La Cina è in marcia: la Nuova Via della Seta

Immagine realizzata da Tiziana Spinosi

Immagine realizzata da Tiziana Spinosi

Si chiama “One Belt, One Road” la nuova iniziativa promossa dal governo cinese, che punta a rafforzare il ruolo di Pechino in Asia Centrale e ad incrementare il commercio con il resto del continente asiatico e l’Europa attraverso la creazione di infrastrutture e tratte marittime. La proposta è stata presentata per la prima volta dal Presidente cinese Xi Jinping durante un discorso tenuto in Kazakhstan nel settembre 2013. Il progetto, noto anche come “Nuova Via della Seta”, allude alle antiche rotte commerciali che legavano la Cina della Dinastia Han all’Impero Romano e al Medio Oriente, intorno al I secolo a.C ed è volto alla promozione di una maggiore integrazione Eurasiatica e al perseguimento di alcuni specifici interessi della Repubblica Popolare Cinese.

Come funziona?
L’iniziativa “One Belt, One Road” (letteralmente “ Una cintura, una strada”), esattamente come l’antica Via della Seta, consiste nella creazione di due principali corridoi commerciali. Nello specifico, con “One Belt” si intende un percorso stradale e ferroviario che partendo dalla Cina passerà attraverso l’Asia centrale e il Medio Oriente fino ad arrivare nei Paesi Bassi (in rosso nella mappa); mentre “One Road” indica l’insieme delle tratte che arriveranno in Europa via mare, passando dall’Indonesia, dall’India, dalle coste orientali africane e approdando, infine, in Grecia o in Italia (in blu nella mappa).

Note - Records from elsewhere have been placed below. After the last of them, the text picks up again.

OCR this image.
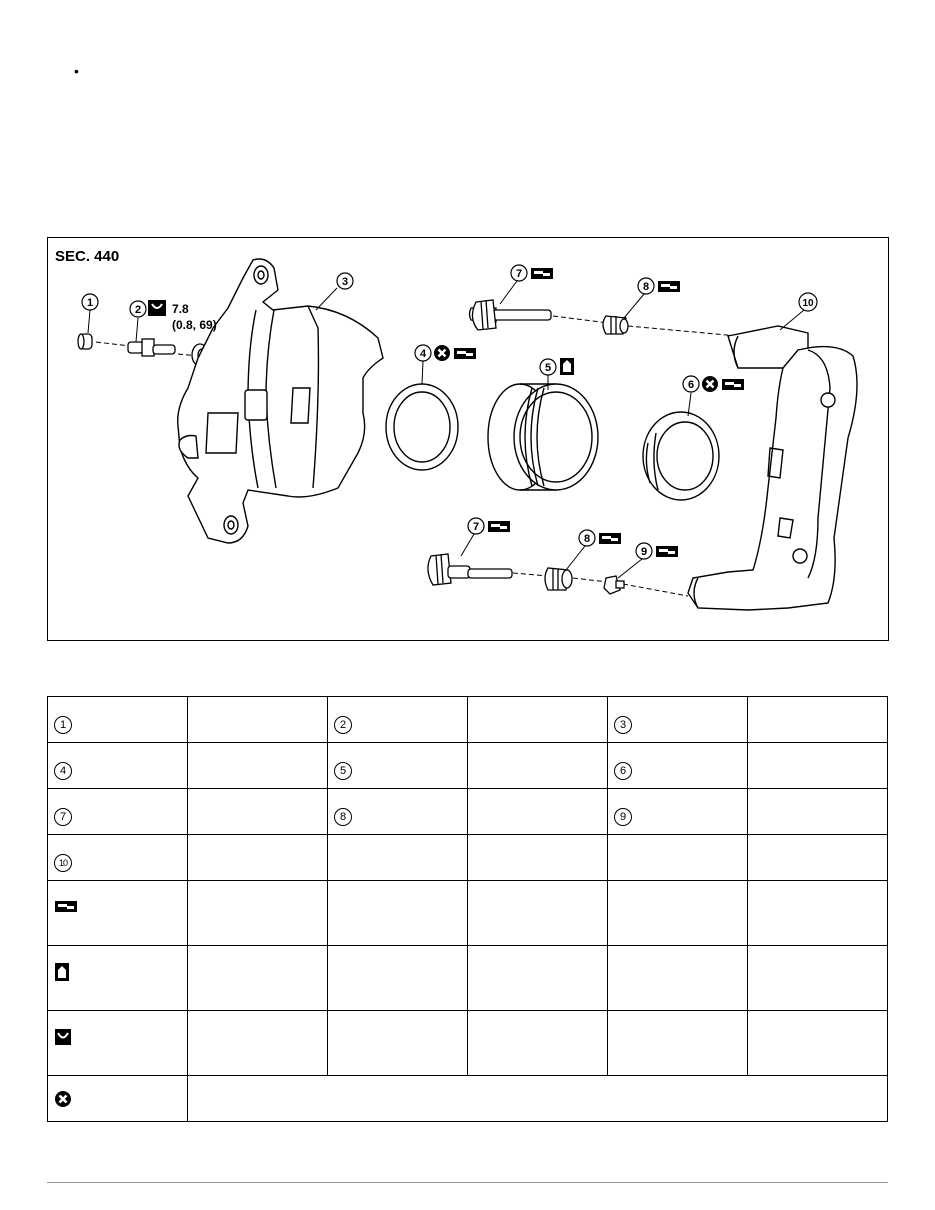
•
SEC. 440
1
2	7.8
(0.8, 69)
3
4
5
6
7
7
8
8
9
10
1		2		3	
4		5		6	
7		8		9	
10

nuova via della setaPer molti secoli la Via della Seta è stata sinonimo di prosperità e di buone relazioni commerciali ma anche politiche, di promozione della conoscenza e di incontro. Nella retorica attuale di Pechino questi elementi sono richiamati in modo esplicito, enfatizzando l’approccio “win-win”, ad indicare l’uguaglianza, la fiducia, l’impegno reciproco e i mutui vantaggi (Johnson, 2016). Il progetto ha cominciato a prendere forma nel 2014, con un particolare focus sulle infrastrutture quale strumento principale per lanciare le altre iniziative. Accanto alla costruzione di ferrovie, porti, strade, industrie, gasdotti e oleodotti, il progetto intende sviluppare istituzioni finanziarie, concludere accordi commerciali, promuovere scambi turistici e culturali e istituire forum multilaterali di cooperazione (Arase, 2015).

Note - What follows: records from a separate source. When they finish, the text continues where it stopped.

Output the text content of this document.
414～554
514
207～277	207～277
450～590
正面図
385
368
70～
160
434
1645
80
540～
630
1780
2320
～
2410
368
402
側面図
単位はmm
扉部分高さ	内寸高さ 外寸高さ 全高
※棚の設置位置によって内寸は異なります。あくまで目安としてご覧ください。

Per quanto riguarda i finanziamenti, nel 2014, durante un vertice dell’APEC (Asia-Pacific Economic Cooperation), Xi Jinping ha annunciato la creazione di un fondo di 40 miliardi di dollari per finanziare il progetto, il Silk Road Fund (Johnson, 2016). In aprile, un primo investimento del Silk Road Fund è andato a beneficio del Pakistan, dove sono iniziati i lavori per la costruzione di un impianto idroelettrico. Esistono poi numerosi altri fondi per le infrastrutture e lo sviluppo della regione. Tra questi, il fondo della Banca asiatica d’investimento per le infrastrutture (AIIB) di 100 miliardi di dollari e quello promosso dal Consiglio cinese per le Riforme e lo Sviluppo di 800 miliardi di dollari da erogare nei prossimi dieci anni (Meijnders, Van Der Putten, 2015).

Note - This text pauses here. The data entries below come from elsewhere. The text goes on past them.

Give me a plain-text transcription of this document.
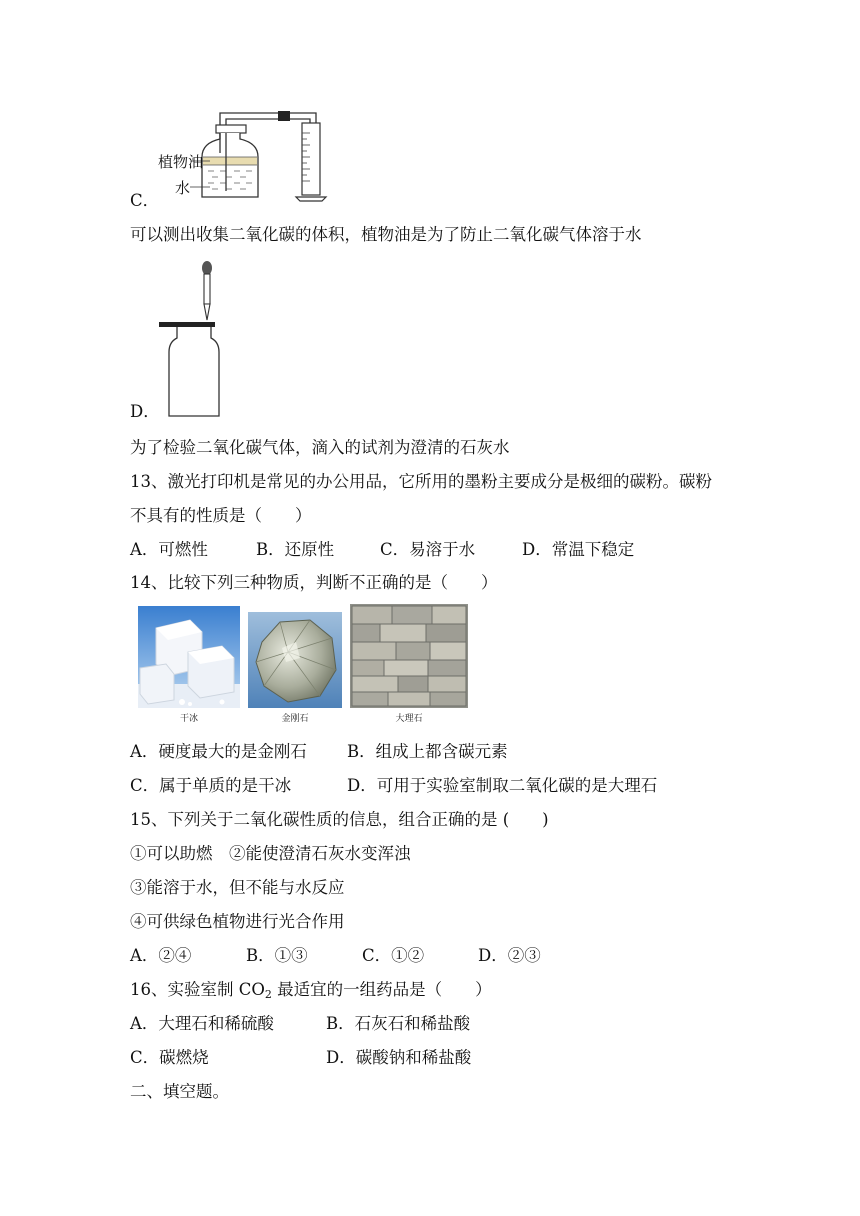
植物油
水
C．
可以测出收集二氧化碳的体积，植物油是为了防止二氧化碳气体溶于水
D．
为了检验二氧化碳气体，滴入的试剂为澄清的石灰水
13、激光打印机是常见的办公用品，它所用的墨粉主要成分是极细的碳粉。碳粉
不具有的性质是（　　）
A．可燃性	B．还原性	C．易溶于水	D．常温下稳定
14、比较下列三种物质，判断不正确的是（　　）
干冰	金刚石	大理石
A．硬度最大的是金刚石 B．组成上都含碳元素
C．属于单质的是干冰	D．可用于实验室制取二氧化碳的是大理石
15、下列关于二氧化碳性质的信息，组合正确的是 (　　)
①可以助燃　②能使澄清石灰水变浑浊
③能溶于水，但不能与水反应
④可供绿色植物进行光合作用
A．②④	B．①③	C．①②	D．②③
16、实验室制 $CO_2$ 最适宜的一组药品是（　　）
A．大理石和稀硫酸	B．石灰石和稀盐酸
C．碳燃烧	D．碳酸钠和稀盐酸
二、填空题。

Quali sono gli interessi della Cina?
Certamente l’iniziativa è motivata anche da alcune sfide che la Cina dovrà affrontare nei prossimi anni. Innanzitutto, la Via della Seta comporterà un ulteriore incremento nell’economia cinese, mantenendo alti i livelli di produzione. La Cina deve infatti prepararsi ad affrontare alcune sfide anche sul fronte economico: la crescita del PIL è ai minimi degli ultimi anni (+6.9% nel 2015 rispetto alla media di +10% negli ultimi 25 anni), il consumo di energia elettrica da parte delle imprese è troppo elevato e infine aumenta la concorrenza di altri Paesi emergenti che talvolta si rivelano più appetibili per gli investimenti europei e statunitensi. Il progetto mira dunque innanzitutto ad offrire una prima soluzione a questi problemi, sostenendo lo sviluppo di quelle regioni attualmente poco produttive e facilitando le esportazioni di prodotti cinesi (Minghao, 2015).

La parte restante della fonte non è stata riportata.